Il presidente Nicolás Maduro al seggio a Caracas - Ansa
Ventidue su ventiquattro. Con quella alle legislative di ieri, il chavismo ha vinto ventidue comizi dalla conquista del potere, nel 1999. Delle due sconfitte, proprio quella per il controllo del Parlamento di cinque anni fa era stata la più bruciante. L'altra – che ampliava il collettivismo nella Costituzione – risaliva ai tempi di Hugo Chávez e il sistema era stato in grado di assorbirla con facilità. Nel 2015, invece, con ormai al potere il delfino Nicolás Maduro, la batosta alle politiche aveva consentito all'opposizione di controllare un'istituzione chiave, proprio nel momento di debolezza del governo. Per questo, stavolta il presidente non ha voluto correre rischi, disegnando la competizione a propria misura.

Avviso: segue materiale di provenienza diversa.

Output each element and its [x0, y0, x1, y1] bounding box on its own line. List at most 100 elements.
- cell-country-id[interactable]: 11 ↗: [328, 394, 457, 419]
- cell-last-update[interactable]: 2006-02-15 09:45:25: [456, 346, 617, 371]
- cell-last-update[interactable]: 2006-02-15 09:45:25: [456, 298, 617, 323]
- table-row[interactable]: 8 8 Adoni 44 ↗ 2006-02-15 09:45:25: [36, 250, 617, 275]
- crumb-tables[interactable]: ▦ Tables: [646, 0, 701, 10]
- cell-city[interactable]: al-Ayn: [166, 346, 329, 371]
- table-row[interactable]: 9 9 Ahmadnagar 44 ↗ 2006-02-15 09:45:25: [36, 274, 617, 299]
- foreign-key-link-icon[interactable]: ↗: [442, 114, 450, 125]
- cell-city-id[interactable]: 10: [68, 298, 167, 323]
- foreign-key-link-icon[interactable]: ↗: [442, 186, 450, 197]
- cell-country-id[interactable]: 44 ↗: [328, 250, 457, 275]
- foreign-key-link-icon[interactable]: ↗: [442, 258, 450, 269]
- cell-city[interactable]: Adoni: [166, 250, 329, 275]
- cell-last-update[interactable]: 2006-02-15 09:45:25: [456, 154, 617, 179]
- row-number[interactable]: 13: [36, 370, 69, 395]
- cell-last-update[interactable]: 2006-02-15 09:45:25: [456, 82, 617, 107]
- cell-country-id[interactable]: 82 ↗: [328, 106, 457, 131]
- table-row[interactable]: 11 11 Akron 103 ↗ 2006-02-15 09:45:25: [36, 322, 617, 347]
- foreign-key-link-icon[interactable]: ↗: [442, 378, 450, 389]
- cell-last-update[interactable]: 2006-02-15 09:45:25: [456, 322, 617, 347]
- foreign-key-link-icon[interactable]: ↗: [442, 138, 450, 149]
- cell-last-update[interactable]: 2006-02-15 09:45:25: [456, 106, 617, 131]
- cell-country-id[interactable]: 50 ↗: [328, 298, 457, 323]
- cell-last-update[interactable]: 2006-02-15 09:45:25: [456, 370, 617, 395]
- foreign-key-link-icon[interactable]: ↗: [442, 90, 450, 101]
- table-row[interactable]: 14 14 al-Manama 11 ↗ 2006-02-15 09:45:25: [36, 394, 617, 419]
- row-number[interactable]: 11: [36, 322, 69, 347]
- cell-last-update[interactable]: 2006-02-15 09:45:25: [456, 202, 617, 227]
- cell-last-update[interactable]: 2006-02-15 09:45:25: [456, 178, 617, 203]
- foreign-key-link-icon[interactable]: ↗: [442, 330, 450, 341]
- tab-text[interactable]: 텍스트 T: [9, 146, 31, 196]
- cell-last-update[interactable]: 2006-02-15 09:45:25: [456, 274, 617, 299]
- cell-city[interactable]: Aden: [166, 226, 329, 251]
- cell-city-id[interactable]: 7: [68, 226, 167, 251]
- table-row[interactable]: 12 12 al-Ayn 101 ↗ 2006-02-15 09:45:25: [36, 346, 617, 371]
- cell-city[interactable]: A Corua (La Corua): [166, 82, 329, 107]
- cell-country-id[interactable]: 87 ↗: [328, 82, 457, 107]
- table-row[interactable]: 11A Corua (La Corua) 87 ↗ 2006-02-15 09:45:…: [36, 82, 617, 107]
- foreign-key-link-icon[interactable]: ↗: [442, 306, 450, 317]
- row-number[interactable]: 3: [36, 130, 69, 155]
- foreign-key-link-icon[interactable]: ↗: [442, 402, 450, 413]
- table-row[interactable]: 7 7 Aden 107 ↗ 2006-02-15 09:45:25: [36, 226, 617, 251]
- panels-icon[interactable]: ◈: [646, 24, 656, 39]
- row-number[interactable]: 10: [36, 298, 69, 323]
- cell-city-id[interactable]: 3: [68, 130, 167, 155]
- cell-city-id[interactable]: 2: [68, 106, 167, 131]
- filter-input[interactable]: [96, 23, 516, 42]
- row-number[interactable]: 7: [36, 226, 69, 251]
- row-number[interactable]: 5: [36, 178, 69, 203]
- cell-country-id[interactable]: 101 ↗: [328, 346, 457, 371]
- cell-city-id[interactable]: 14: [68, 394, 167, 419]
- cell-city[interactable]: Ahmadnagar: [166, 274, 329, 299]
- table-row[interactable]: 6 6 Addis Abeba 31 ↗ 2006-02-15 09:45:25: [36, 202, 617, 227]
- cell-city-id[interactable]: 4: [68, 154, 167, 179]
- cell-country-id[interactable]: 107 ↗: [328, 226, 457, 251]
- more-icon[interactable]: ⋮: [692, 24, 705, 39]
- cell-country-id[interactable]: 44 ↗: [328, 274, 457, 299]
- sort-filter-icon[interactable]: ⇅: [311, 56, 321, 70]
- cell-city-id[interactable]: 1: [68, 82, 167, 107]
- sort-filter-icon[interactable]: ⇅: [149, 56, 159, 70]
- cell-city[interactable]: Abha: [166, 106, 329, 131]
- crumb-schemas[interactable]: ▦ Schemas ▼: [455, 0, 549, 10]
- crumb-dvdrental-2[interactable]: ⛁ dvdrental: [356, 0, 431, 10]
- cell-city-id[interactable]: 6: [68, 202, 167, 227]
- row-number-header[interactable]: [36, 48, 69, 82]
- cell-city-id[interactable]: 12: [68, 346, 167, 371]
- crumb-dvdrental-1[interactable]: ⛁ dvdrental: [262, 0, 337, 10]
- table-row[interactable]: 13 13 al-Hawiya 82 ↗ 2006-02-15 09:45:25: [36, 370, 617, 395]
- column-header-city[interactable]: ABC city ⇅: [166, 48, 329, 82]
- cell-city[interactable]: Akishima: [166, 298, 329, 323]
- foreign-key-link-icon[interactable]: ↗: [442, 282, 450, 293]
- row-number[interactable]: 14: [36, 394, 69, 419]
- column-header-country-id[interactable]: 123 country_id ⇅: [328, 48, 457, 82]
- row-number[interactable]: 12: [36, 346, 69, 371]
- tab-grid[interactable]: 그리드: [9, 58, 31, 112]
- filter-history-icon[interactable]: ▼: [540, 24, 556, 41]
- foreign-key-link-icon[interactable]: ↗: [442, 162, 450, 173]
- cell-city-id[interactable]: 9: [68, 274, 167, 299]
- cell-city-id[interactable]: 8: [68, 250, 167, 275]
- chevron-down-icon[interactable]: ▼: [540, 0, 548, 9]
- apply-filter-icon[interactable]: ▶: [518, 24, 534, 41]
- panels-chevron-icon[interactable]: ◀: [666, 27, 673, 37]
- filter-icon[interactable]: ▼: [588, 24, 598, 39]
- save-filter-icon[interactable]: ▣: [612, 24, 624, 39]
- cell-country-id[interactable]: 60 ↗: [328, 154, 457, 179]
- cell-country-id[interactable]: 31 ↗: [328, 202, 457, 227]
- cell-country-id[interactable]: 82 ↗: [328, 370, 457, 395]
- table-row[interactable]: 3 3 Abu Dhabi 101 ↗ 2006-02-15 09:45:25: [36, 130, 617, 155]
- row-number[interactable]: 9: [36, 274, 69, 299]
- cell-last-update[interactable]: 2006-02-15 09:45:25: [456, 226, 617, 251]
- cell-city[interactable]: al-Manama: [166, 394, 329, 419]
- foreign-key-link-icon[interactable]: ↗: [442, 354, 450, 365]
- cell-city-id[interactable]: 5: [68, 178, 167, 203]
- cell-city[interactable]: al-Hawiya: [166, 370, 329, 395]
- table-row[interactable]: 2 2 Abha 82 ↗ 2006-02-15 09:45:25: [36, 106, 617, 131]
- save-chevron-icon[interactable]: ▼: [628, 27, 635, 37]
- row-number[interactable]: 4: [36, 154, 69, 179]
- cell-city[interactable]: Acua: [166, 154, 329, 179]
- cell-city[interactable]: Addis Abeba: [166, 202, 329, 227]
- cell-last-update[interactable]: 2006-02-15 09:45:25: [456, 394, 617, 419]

Maduro ha cambiato le regole del gioco – dal numero dei deputati al sistema di designazione di una parte di questi ultimi –, costringendo, di fatto, l'opposizione, guidata da Juan Guaidó a boicottare il voto, auto-escludendosi. La manovra – che ha portato Stati Uniti, Unione Europea e gran parte della campagna elettorale ad anticipare il mancato riconoscimento dei risultati – ha garantito al partito chavista – il Partido socialista unido de Venezuela – una scontata vittoria, con oltre il 67 per cento delle preferenze.
Il capo dell'opposizione Juan Guaidó - Ansa
Alle urne, però, nonostante la martellante propaganda e i puntos rojos fuori dai seggi - dove i votanti potevano accedere a sussidi-extra - si è recato neanche un cittadino su tre: in pratica il 69 per cento degli aventi diritto al voto ha disertato i seggi. «Con questa Assemblea abbiamo una nuova speranza», ha detto Maduro. «È una farsa – ha risposto Guaidó –. Nonostante la propaganda e la censura, la gente è stanca di Maduro e l'ha dimostrato con l'astensione. E noi non ci arrenderemo».